In een buitensilo met roerinstallatie is het mogelijk nat graan gecontroleerd terug te drogen naar 15% en voor lange tijd te bewaren. Het roersysteem in een graansilo bestaat uit één of meerdere verticale vijzels aan een roerarm. Deze arm hangt bovenin de silo en rijdt over een rail, die aan de wand gemonteerd is.
Als het graan nat binnenkomt, is het wenselijk het product zo snel mogelijk te drogen om kwaliteitsverlies te voorkomen. Bovendien is het drogend vermogen van de buitenlucht in augustus en september beter dan in oktober. Ook de buitentemperatuur is dan nog op redelijk niveau. Goede drooglucht heeft een relatieve luchtvochtigheid1 van 65% en een temperatuur vergelijkbaar met die van het graan.
In de praktijk is het vaak mogelijk de tarwe in een buitensilo droog te krijgen zonder gebruik van kachels. De roerinstallatie in de silo geeft een behoorlijke toename in luchtdoorlaatbaarheid van het product.
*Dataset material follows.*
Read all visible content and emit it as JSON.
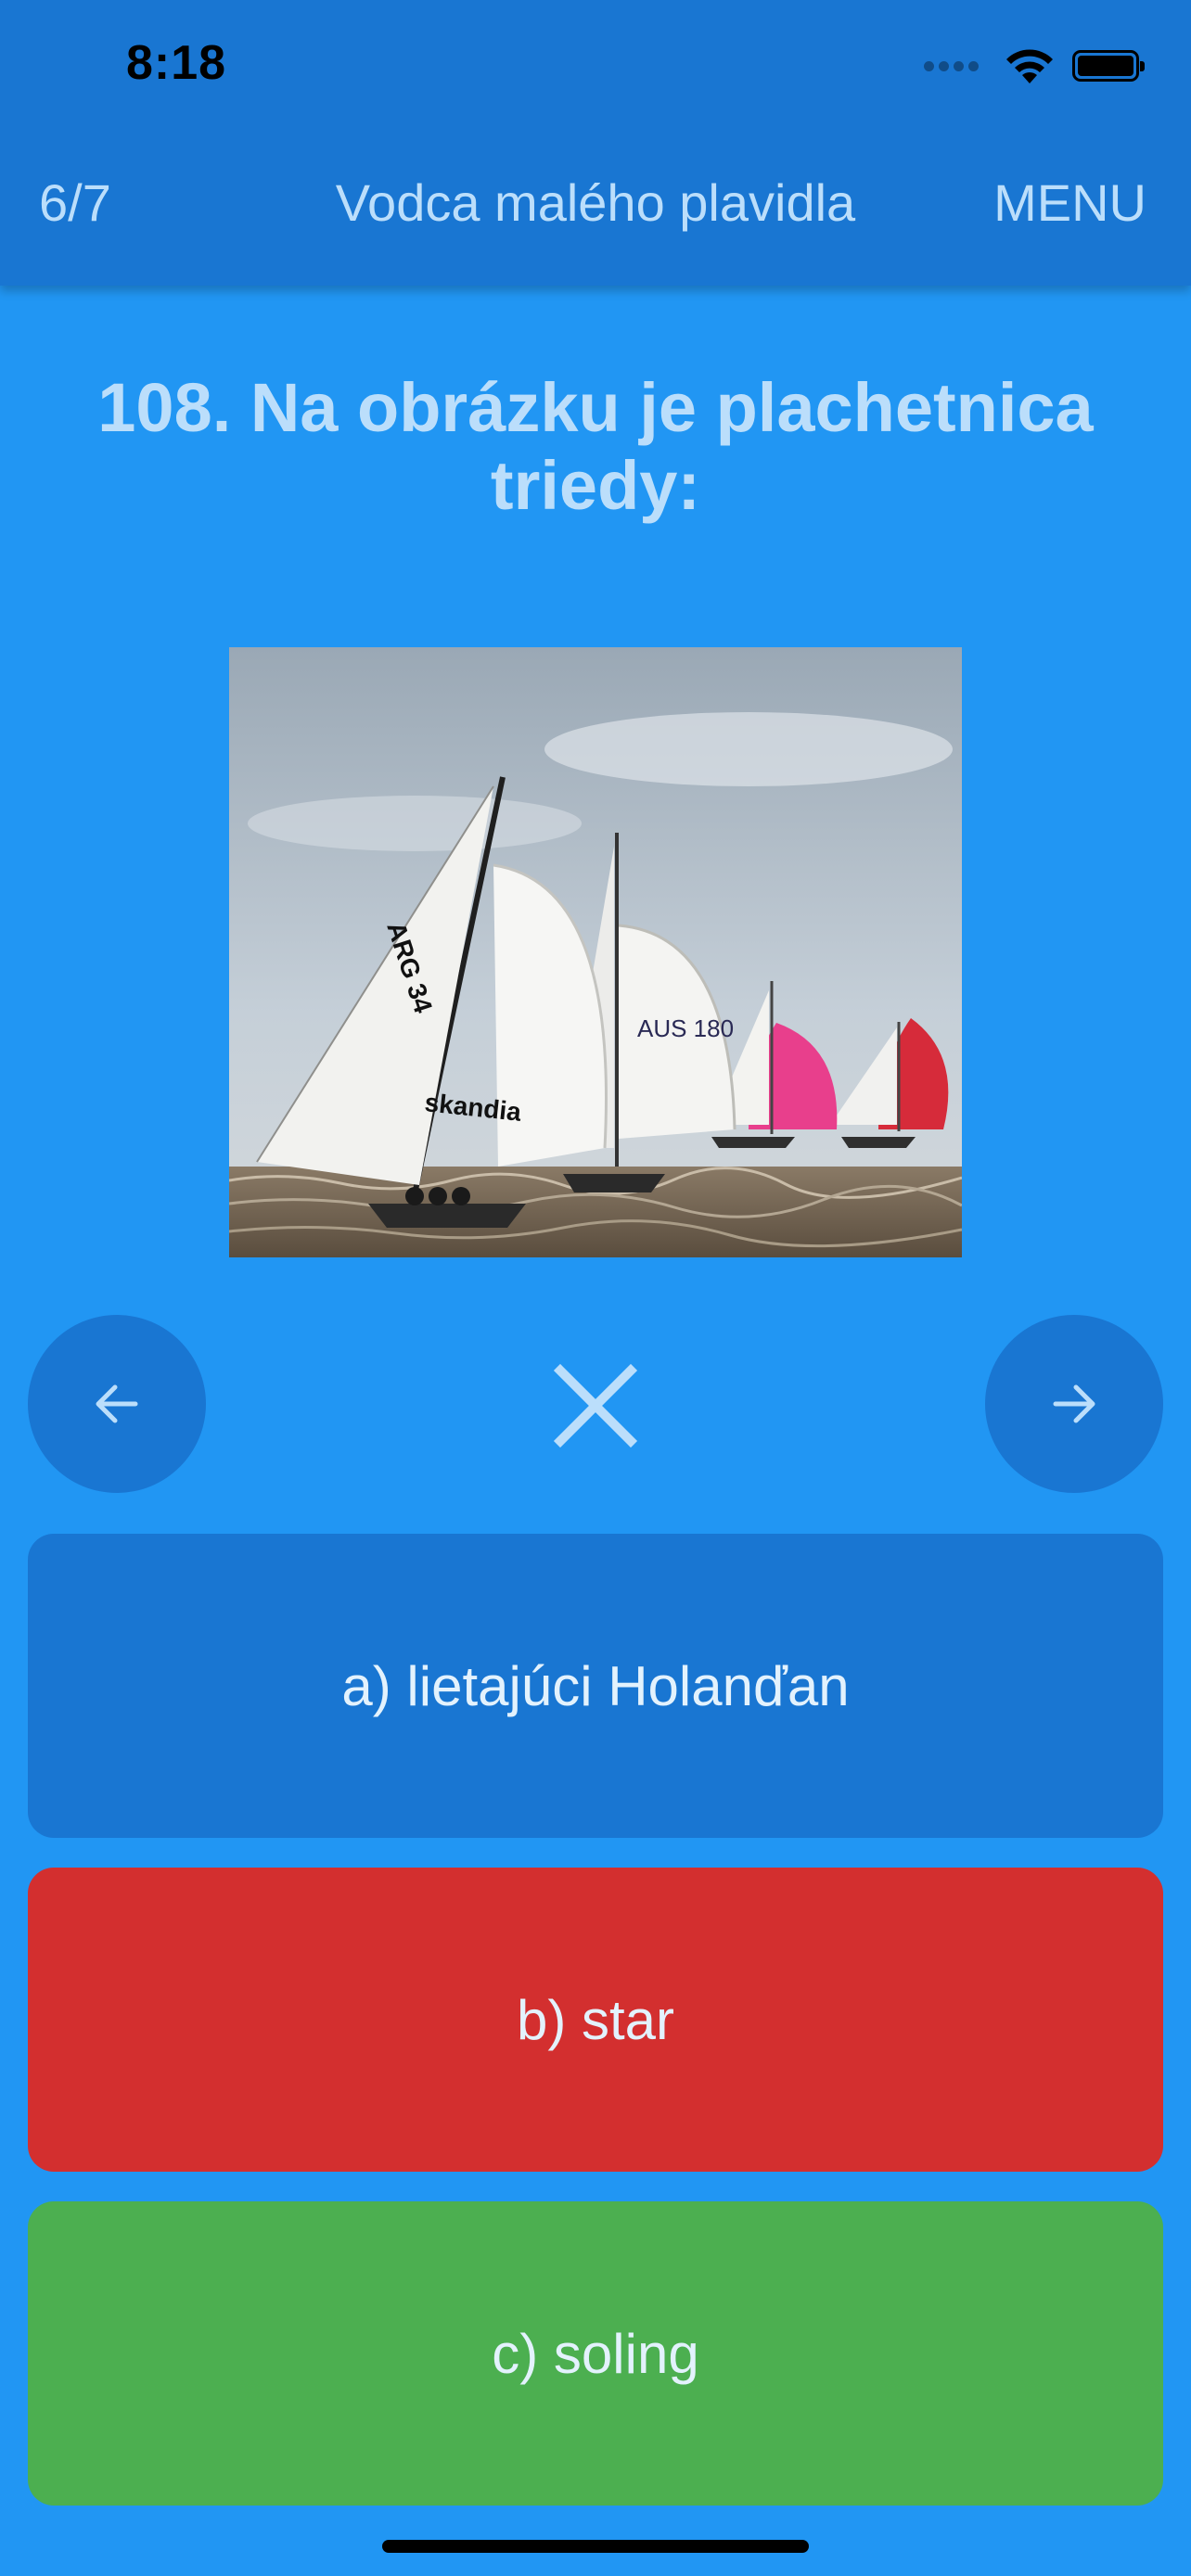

Tevens brengt de roerinstallatie het product in beweging, wat het droogproces versnelt.
Als het graan erg nat is of de weeromstandigheden ongunstig zijn, kan een kachel voor de ventilator gezet worden om extra droogkracht te creëren. De opwarming van de drooglucht moet niet te hoog zijn; ca. 5-8 graden. Als de opwarming hoger is, wordt de relatieve luchtvochtigheid van de drooglucht te laag en bestaat een grotere kans op condenslagen in het product.
Start na het droogproces zo snel mogelijk met koelen (met het koelen droogt het graan ook nog enkele tienden van procenten).
1Relatieve luchtvochtigheid: een verhouding (in %), die aangeeft hoeveel waterdamp lucht bevat ten opzichte van de maximale hoeveelheid waterdamp die de lucht kan bevatten. Een waarde van 100% wijst op de maximale hoeveelheid waterdamp: de lucht is dan verzadigd. Hoe warmer de lucht is, hoe meer waterdamp deze kan bevatten.